Apa yang diuraikan di atas, menemukan ungkapan hermeneutisnya dalam pengertian-pengertian dunia empiris yang menjadi referensi dan dunia potensial atau dunia proyeksi yang menjadi makna dalam filsafat Paul Ricoeur. Dunia referensi adalah dunia yang sedang dilukiskan dalam sebuah karya seni, entah itu dunia riil atau dunia imaginatf. Dunia ini adalah apa yang dibicarakan, referensi, sebuah dunia di luar relasi linguistis teks. Pada pihak lain, dunia proyeksi adalah dunia yang menjadi tujuan dari pembicaraan, dunia kepadanya seniman mengajak pemirsa atau pembaca untuk bertualang. Ini adalah makna dari sebuah teks.
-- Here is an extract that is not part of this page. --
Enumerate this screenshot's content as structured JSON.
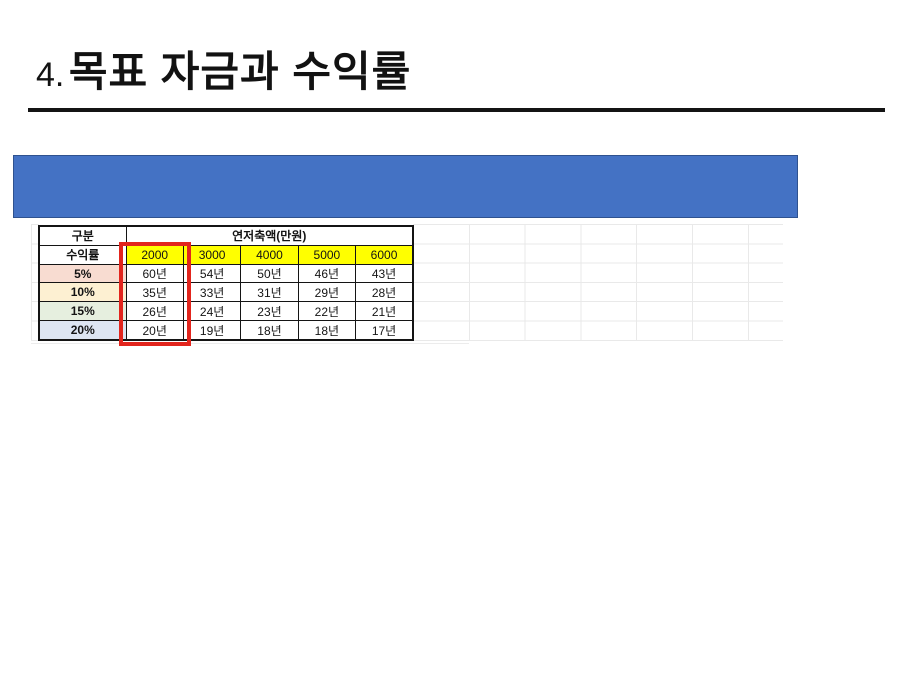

Makna, sense, sinn, adalah satu jaringan relasi dari unsur-unsur internal teks. Makna adalah dunia yang dicita-citakan, yang diproyeksikan oleh teks. Di dalam makna terungkap apa yang seharusnya di tengah realisme yang dihidupkan oleh apa yang ada. Dengan ungkapan lain, dunia pertama adalah subjek dari sebuah kalimat. Subjek mesti dijelaskan, sehingga orang dapat memperoleh bayangan tentang apa yang dibicarakan. Peran identifikasi subjek membantu kita mengetahui apa yang dikisahkan, peristiwa yang dituturkan. Sementara dunia proyeksi adalah predikatnya, yang membuka kembali identifikasi subjek ke arah yang lebih luas, ke sebuah dunia di depan teks.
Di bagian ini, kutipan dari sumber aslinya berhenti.